Estas normas constituyen precisamente el derecho que se puede definir siguiendo al profesor
Castar como: “La ordenación moral e imperativa de la vida social, orientada a la realización de
la Justicia”.
Naturalmente que concebido el Derecho de esta manera general y abstracta, ni tiene límites en
el tiempo ni en el espacio porque se regirá siempre y para todos.
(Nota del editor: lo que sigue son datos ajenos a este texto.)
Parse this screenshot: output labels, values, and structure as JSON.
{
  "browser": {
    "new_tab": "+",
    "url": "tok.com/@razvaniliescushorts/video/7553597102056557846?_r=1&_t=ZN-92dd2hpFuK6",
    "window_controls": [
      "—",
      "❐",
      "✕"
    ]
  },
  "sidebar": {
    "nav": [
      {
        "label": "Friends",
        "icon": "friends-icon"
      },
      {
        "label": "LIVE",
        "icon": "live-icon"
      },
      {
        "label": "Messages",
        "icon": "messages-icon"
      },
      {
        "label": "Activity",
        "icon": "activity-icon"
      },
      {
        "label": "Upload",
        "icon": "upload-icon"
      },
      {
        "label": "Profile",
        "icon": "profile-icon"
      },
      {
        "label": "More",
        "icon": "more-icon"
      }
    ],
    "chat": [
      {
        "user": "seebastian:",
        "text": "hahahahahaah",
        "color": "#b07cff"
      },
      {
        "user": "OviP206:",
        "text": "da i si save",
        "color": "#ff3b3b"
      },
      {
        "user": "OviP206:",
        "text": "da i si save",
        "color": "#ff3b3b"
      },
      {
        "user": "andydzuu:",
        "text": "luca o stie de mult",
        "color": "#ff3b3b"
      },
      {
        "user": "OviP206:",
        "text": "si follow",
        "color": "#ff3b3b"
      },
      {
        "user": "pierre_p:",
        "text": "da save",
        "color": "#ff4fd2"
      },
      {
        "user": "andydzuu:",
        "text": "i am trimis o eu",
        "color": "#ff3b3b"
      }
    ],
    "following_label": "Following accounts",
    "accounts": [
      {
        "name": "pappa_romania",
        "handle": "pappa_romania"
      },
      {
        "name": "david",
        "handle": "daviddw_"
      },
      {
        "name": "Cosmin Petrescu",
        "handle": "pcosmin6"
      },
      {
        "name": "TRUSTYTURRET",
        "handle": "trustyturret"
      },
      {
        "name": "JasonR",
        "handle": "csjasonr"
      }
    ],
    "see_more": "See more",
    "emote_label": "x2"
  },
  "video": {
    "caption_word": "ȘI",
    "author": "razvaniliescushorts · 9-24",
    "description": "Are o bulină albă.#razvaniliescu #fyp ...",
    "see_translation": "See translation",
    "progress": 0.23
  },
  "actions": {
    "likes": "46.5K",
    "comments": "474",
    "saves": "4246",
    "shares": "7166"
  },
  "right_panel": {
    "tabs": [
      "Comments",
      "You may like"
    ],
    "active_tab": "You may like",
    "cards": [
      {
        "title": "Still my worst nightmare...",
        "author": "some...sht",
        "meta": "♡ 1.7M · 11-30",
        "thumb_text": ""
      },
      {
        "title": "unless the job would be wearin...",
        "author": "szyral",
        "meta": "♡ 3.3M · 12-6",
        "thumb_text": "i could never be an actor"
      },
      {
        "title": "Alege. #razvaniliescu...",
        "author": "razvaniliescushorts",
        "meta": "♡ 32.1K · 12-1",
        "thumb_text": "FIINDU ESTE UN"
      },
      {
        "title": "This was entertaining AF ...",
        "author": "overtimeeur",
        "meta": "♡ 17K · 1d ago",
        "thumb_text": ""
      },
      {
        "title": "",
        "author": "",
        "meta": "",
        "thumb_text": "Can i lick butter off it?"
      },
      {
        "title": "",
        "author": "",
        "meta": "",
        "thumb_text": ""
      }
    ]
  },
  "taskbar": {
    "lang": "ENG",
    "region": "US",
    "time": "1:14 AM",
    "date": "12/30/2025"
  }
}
Otro problema es que los
concretos Ordenamiento Jurídico de cada país y en cada momento histórico cumplan o no
grácilmente el buscar la realización de la Justicia.
En relación con los fines del Derecho, debemos decir que el Derecho en su realización práctica,
es decir, a través de los ordenamientos jurídicos positivos, debe de cumplir inextensamente
estos tres fines: hacer justicia; garantizar la seguridad jurídica; y conseguir el bien común.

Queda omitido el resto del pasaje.